After centuries of sailing across virtually every corner of the world's oceans, it might seem there are no 'firsts' remaining for any ambitious skipper hoping to find a place along with Marco Polo and Megellan in the nautical history books. But, among other things, global warming is changing all that.
Shortly after the discovery of the New World, European explorers sought long and hard for an easy way to usurp those inconveniently placed land masses impeding an easy voyage to the riches of Asia. Unfortunately, they soon learned that the most promising route, between the northern coast of North America and the Arctic -- known as the Northwest Passage -- was impassable due to icy conditions. Thanks to recent melting patterns, however, that's no longer the case.
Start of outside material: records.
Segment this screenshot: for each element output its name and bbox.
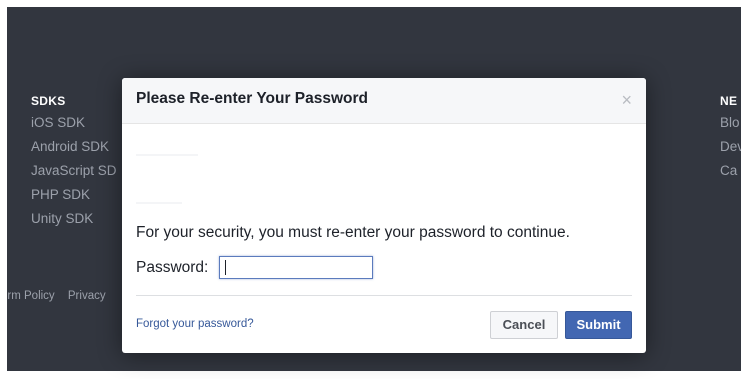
footer-link-unity-sdk[interactable]: Unity SDK bbox=[31, 207, 117, 231]
dialog-header: Please Re-enter Your Password × bbox=[122, 78, 646, 124]
forgot-password-link[interactable]: Forgot your password? bbox=[136, 318, 254, 330]
footer-link-ios-sdk[interactable]: iOS SDK bbox=[31, 111, 117, 135]
sdks-footer-column: SDKS iOS SDK Android SDK JavaScript SD P… bbox=[31, 91, 117, 231]
faded-placeholder-line bbox=[136, 154, 198, 156]
sdks-heading: SDKS bbox=[31, 94, 66, 108]
password-label: Password: bbox=[136, 259, 209, 276]
faded-placeholder-line bbox=[136, 202, 182, 204]
footer-link-blog[interactable]: Blo bbox=[720, 111, 741, 135]
privacy-policy-link[interactable]: Privacy bbox=[68, 290, 106, 302]
footer-link-javascript-sdk[interactable]: JavaScript SD bbox=[31, 159, 117, 183]
right-column-heading: NE bbox=[720, 94, 738, 108]
footer-link-ca[interactable]: Ca bbox=[720, 159, 741, 183]
security-message: For your security, you must re-enter you… bbox=[136, 224, 570, 241]
text-cursor bbox=[225, 260, 226, 275]
footer-divider bbox=[136, 295, 632, 296]
close-icon[interactable]: × bbox=[621, 90, 632, 110]
footer-link-dev[interactable]: Dev bbox=[720, 135, 741, 159]
reenter-password-dialog: Please Re-enter Your Password × For your… bbox=[122, 78, 646, 353]
cancel-button[interactable]: Cancel bbox=[490, 311, 558, 339]
password-input[interactable] bbox=[219, 256, 373, 279]
footer-link-php-sdk[interactable]: PHP SDK bbox=[31, 183, 117, 207]
right-footer-column: NE Blo Dev Ca bbox=[720, 91, 741, 183]
policy-links-row: orm Policy Privacy bbox=[7, 290, 116, 302]
dialog-title: Please Re-enter Your Password bbox=[136, 90, 369, 107]
submit-button[interactable]: Submit bbox=[565, 311, 632, 339]
footer-link-android-sdk[interactable]: Android SDK bbox=[31, 135, 117, 159]
platform-policy-link[interactable]: orm Policy bbox=[7, 290, 55, 302]
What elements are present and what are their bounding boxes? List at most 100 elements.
This summer, the Belzebub II, a sailboat helmed by a three-man crew, became the first to navigate through the Northwest Passage, from Sweden to the western shore of Alaska -- made possible due to the region's now scarcer ice coverage, the result of global warming.
The crew detailed their journey on their blog, found here.
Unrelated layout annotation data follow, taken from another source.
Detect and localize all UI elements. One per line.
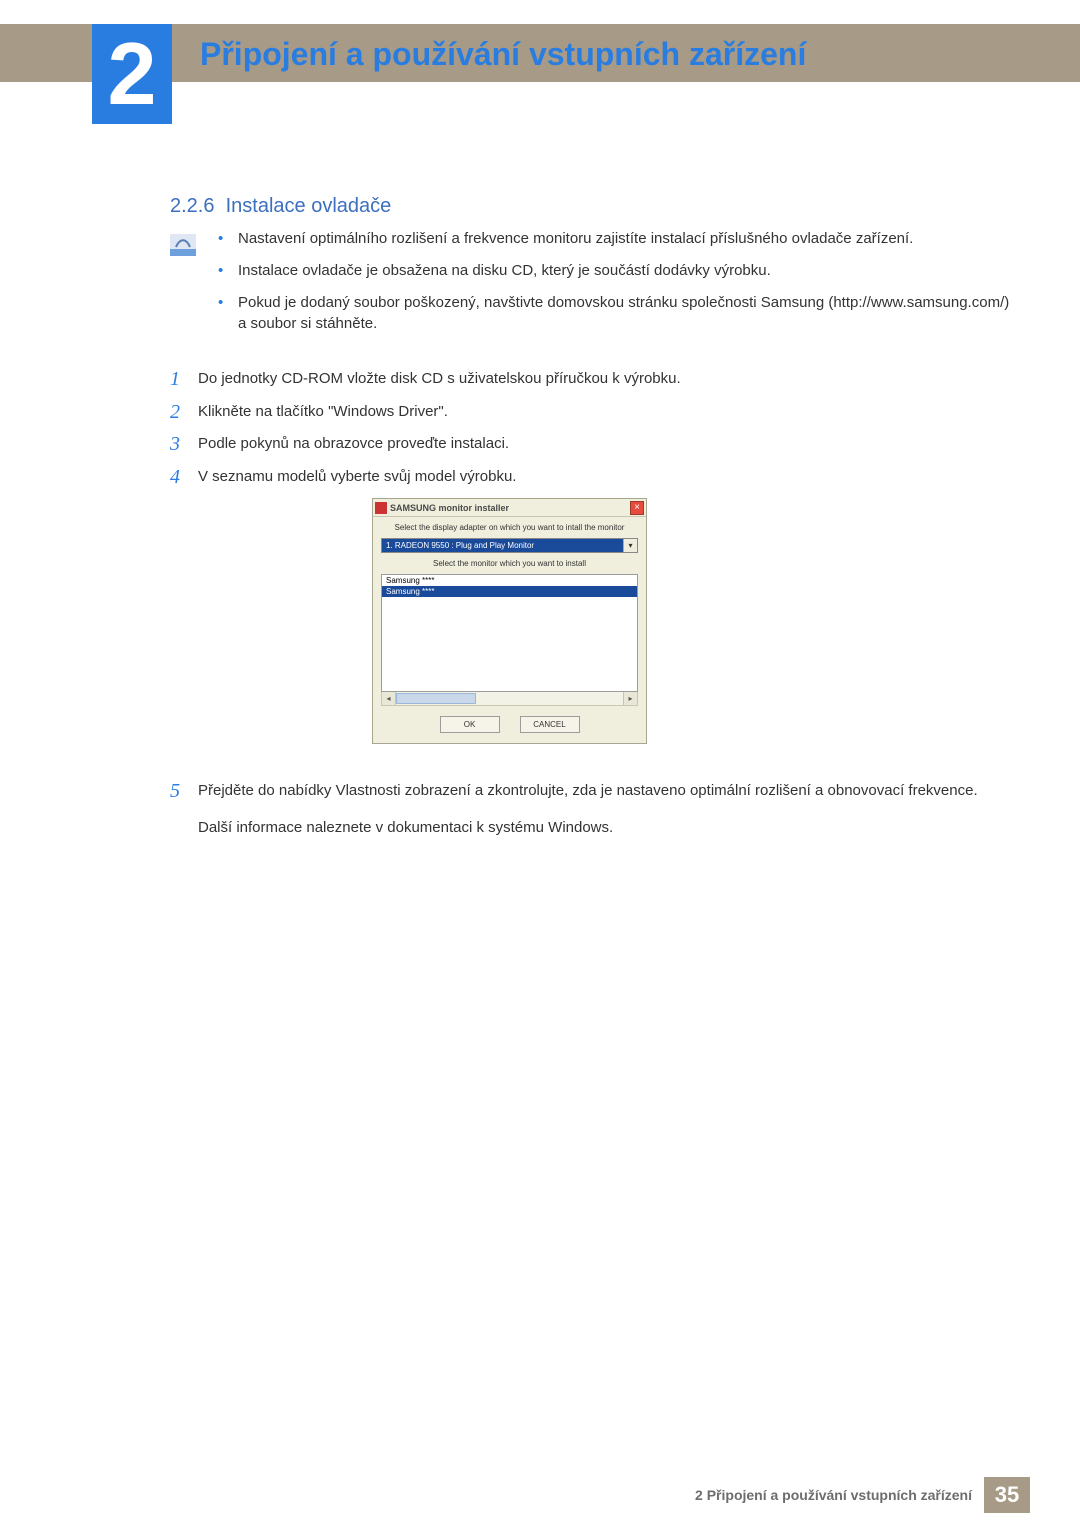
close-icon: ×: [634, 503, 640, 513]
step-text: Podle pokynů na obrazovce proveďte insta…: [198, 433, 1010, 456]
chapter-title: Připojení a používání vstupních zařízení: [200, 36, 806, 73]
step-3: 3 Podle pokynů na obrazovce proveďte ins…: [170, 433, 1010, 456]
installer-dialog: SAMSUNG monitor installer × Select the d…: [372, 498, 647, 744]
step-2: 2 Klikněte na tlačítko "Windows Driver".: [170, 401, 1010, 424]
installer-titlebar: SAMSUNG monitor installer ×: [373, 499, 646, 517]
step-4: 4 V seznamu modelů vyberte svůj model vý…: [170, 466, 1010, 489]
section-number: 2.2.6: [170, 195, 214, 217]
note-icon: [170, 234, 196, 256]
step-number: 4: [170, 466, 198, 489]
adapter-select-label: Select the display adapter on which you …: [381, 523, 638, 532]
list-item[interactable]: Samsung ****: [382, 575, 637, 586]
step-text: Přejděte do nabídky Vlastnosti zobrazení…: [198, 780, 1010, 839]
step-text: V seznamu modelů vyberte svůj model výro…: [198, 466, 1010, 489]
footer-chapter-label: 2 Připojení a používání vstupních zaříze…: [695, 1487, 972, 1503]
adapter-select[interactable]: 1. RADEON 9550 : Plug and Play Monitor ▾: [381, 538, 638, 553]
note-item: Nastavení optimálního rozlišení a frekve…: [218, 228, 1010, 250]
note-item: Instalace ovladače je obsažena na disku …: [218, 260, 1010, 282]
step-1: 1 Do jednotky CD-ROM vložte disk CD s už…: [170, 368, 1010, 391]
monitor-list[interactable]: Samsung **** Samsung ****: [381, 574, 638, 692]
chapter-badge: 2: [92, 24, 172, 124]
step-5: 5 Přejděte do nabídky Vlastnosti zobraze…: [170, 780, 1010, 849]
monitor-select-label: Select the monitor which you want to ins…: [381, 559, 638, 568]
adapter-select-value: 1. RADEON 9550 : Plug and Play Monitor: [386, 541, 534, 550]
cancel-button[interactable]: CANCEL: [520, 716, 580, 733]
page-footer: 2 Připojení a používání vstupních zaříze…: [695, 1477, 1030, 1513]
step-extra-text: Další informace naleznete v dokumentaci …: [198, 817, 1010, 840]
list-item[interactable]: Samsung ****: [382, 586, 637, 597]
scroll-right-icon[interactable]: ▸: [623, 692, 637, 705]
close-button[interactable]: ×: [630, 501, 644, 515]
horizontal-scrollbar[interactable]: ◂ ▸: [381, 692, 638, 706]
installer-logo-icon: [375, 502, 387, 514]
note-box: Nastavení optimálního rozlišení a frekve…: [170, 228, 1010, 345]
scroll-left-icon[interactable]: ◂: [382, 692, 396, 705]
step-number: 2: [170, 401, 198, 424]
note-item: Pokud je dodaný soubor poškozený, navšti…: [218, 292, 1010, 336]
step-number: 5: [170, 780, 198, 839]
chevron-down-icon: ▾: [623, 539, 637, 552]
step-number: 3: [170, 433, 198, 456]
steps-list: 1 Do jednotky CD-ROM vložte disk CD s už…: [170, 368, 1010, 498]
page-number: 35: [984, 1477, 1030, 1513]
step-text: Do jednotky CD-ROM vložte disk CD s uživ…: [198, 368, 1010, 391]
section-heading: 2.2.6 Instalace ovladače: [170, 195, 391, 218]
chapter-number: 2: [108, 30, 157, 118]
note-list: Nastavení optimálního rozlišení a frekve…: [218, 228, 1010, 335]
step-text: Klikněte na tlačítko "Windows Driver".: [198, 401, 1010, 424]
scroll-thumb[interactable]: [396, 693, 476, 704]
ok-button[interactable]: OK: [440, 716, 500, 733]
section-title: Instalace ovladače: [226, 195, 392, 217]
installer-title: SAMSUNG monitor installer: [390, 503, 509, 513]
step-number: 1: [170, 368, 198, 391]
Unlike some other history-making sailors, the crew of Belzebub II isn't in it for glory -- they simply hope to point out that, even though those early cartographers' maps still look correct on the surface, today the face of our planet is actually not the same.
"By sailing this newly-opened route we hope that our expedition will play a small part in bringing further attention to climate change and contributing to a larger shift in attitudes. The Arctic is melting at an alarming rate and is clear proof of our disharmony with the planet," write the crew. "Our approach to sail across a historical stretch of water that has traditionally been frozen is meant to be a clear visual example of the extent of declining polar ice."